Des achats en hausse
L’étude de Circana, cabinet spécialisé dans la consommation,  confirme cette tendance atypique. « Les vins bios continuent de recruter avec 39 % de néo-acheteurs depuis un an, plus jeunes et sur des profils CSP très variés, et 37 % des acheteurs habituels déclarent même avoir augmenté leurs achats contre 11% déclarant les avoir réduits, précise Christophe Ferreira, consultant shopper insight. 32 % prévoient même d’augmenter leurs achats de vin bio, contre 12 % qui pensent les réduire) ». L’étude démontre par ailleurs que 92 % des acheteurs de vin bio sont mixtes ; ils achetent en moyenne 42 % de vins bio, d’où un potentiel de développement non négligeable. 

Les acheteurs de vin bio se disent motivés par des préoccupations environnementales (57% pour le respect de l’environnement, 43 % pour des producteurs engagés), des critères arrivant devant la confiance envers les produits et le souci de sa santé. Mais ils sont aussi 33 % à avouer qu’ils achètent de façon « passive », le bio n’étant pas le premier critère de l’achat mais parce qu’on leur a conseillé une bouteille ou que leur vin préféré est bio. 

Cavistes et caveaux en toute confiance
Plus les acheteurs cherchent des vins qualitatifs, plus ils considèrent que le vin doit être bio : Entre cinq et dix euros, 27 % d’entre eux estiment qu’il est indispensable qu’un vin soit bio, un chiffre qui grimpe à 35-36 % pour une bouteille au-dessus de 10 €. Seuls les effervescents, en particulier les champagnes, sont nettement moins demandés en bio.
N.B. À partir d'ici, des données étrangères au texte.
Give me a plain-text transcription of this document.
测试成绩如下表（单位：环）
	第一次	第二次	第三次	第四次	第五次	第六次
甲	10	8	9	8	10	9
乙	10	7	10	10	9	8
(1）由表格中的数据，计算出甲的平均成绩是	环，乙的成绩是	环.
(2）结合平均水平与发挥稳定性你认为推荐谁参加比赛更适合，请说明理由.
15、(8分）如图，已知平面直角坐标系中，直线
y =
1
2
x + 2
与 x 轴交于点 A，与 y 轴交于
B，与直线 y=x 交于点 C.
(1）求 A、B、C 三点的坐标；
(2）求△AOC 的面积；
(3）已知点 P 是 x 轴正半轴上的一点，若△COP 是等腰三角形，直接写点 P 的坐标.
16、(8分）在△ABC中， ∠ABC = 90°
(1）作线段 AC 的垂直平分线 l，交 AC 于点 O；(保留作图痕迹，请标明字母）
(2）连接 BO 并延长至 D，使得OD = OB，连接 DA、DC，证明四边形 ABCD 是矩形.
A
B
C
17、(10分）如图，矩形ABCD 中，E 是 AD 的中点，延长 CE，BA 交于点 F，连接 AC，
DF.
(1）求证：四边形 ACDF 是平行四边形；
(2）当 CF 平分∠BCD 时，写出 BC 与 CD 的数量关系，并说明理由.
L’étude démontre également que si les acheteurs de bio fréquentent plusieurs circuits, leur préférence va à la vente directe (salons, caveaux, boutiques de producteurs, marchés), au circuit cavistes, aux magasins spécialisés qui inspirent davantage confiance.  La grande distribution est d’abord jugée pratique et attractive en termes de prix. Supermarchés en ligne et pure players du vin apparaissent comme des circuits en forte croissance.
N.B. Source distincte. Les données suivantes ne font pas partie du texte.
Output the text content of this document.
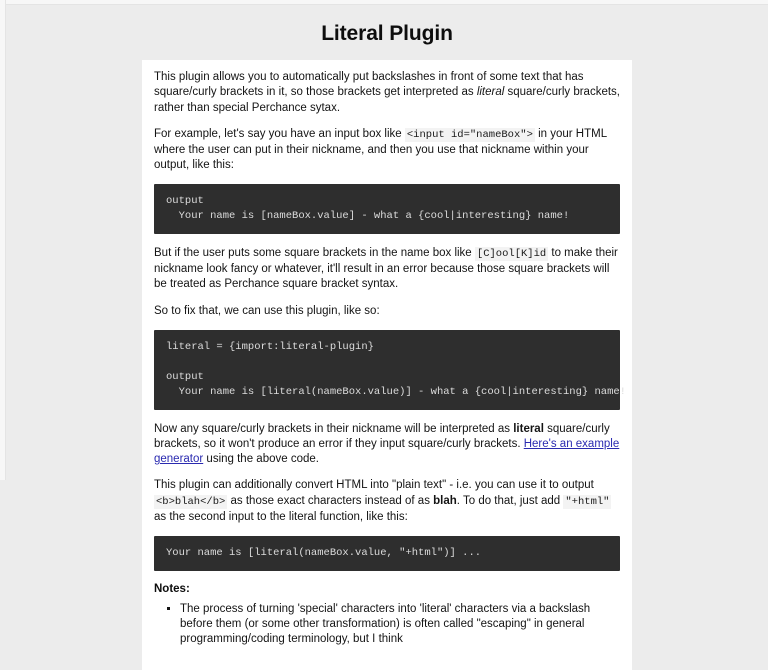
Literal Plugin

This plugin allows you to automatically put backslashes in front of some text that has square/curly brackets in it, so those brackets get interpreted as literal square/curly brackets, rather than special Perchance sytax.

For example, let's say you have an input box like <input id="nameBox"> in your HTML where the user can put in their nickname, and then you use that nickname within your output, like this:

output
Your name is [nameBox.value] - what a {cool|interesting} name!

But if the user puts some square brackets in the name box like [C]ool[K]id to make their nickname look fancy or whatever, it'll result in an error because those square brackets will be treated as Perchance square bracket syntax.

So to fix that, we can use this plugin, like so:

literal = {import:literal-plugin}

output
Your name is [literal(nameBox.value)] - what a {cool|interesting} name!

Now any square/curly brackets in their nickname will be interpreted as literal square/curly brackets, so it won't produce an error if they input square/curly brackets. Here's an example generator using the above code.

This plugin can additionally convert HTML into "plain text" - i.e. you can use it to output <b>blah</b> as those exact characters instead of as blah. To do that, just add "+html" as the second input to the literal function, like this:

Your name is [literal(nameBox.value, "+html")] ...
Notes:
▪ The process of turning 'special' characters into 'literal' characters via a backslash before them (or some other transformation) is often called "escaping" in general programming/coding terminology, but I think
Les vins bios prospèrent également en CHR avec un vin sur quatre consommé hors domicile, surtout dans les restaurants, loin devant les bars à vin et les brasseries. Le circuit qui affichait une belle reprise en 2022 génère aujourd’hui 14 % du chiffre d’affaires global du vin bio en France. Mais les acheteurs considèrent que c’est un circuit qui valorise mal les vins bio, avec des notes jugées très moyennes (5,5/10 pour l’importance de la sélection bio, 6,3/10 pour la mise en valeur sur les cartes des vins).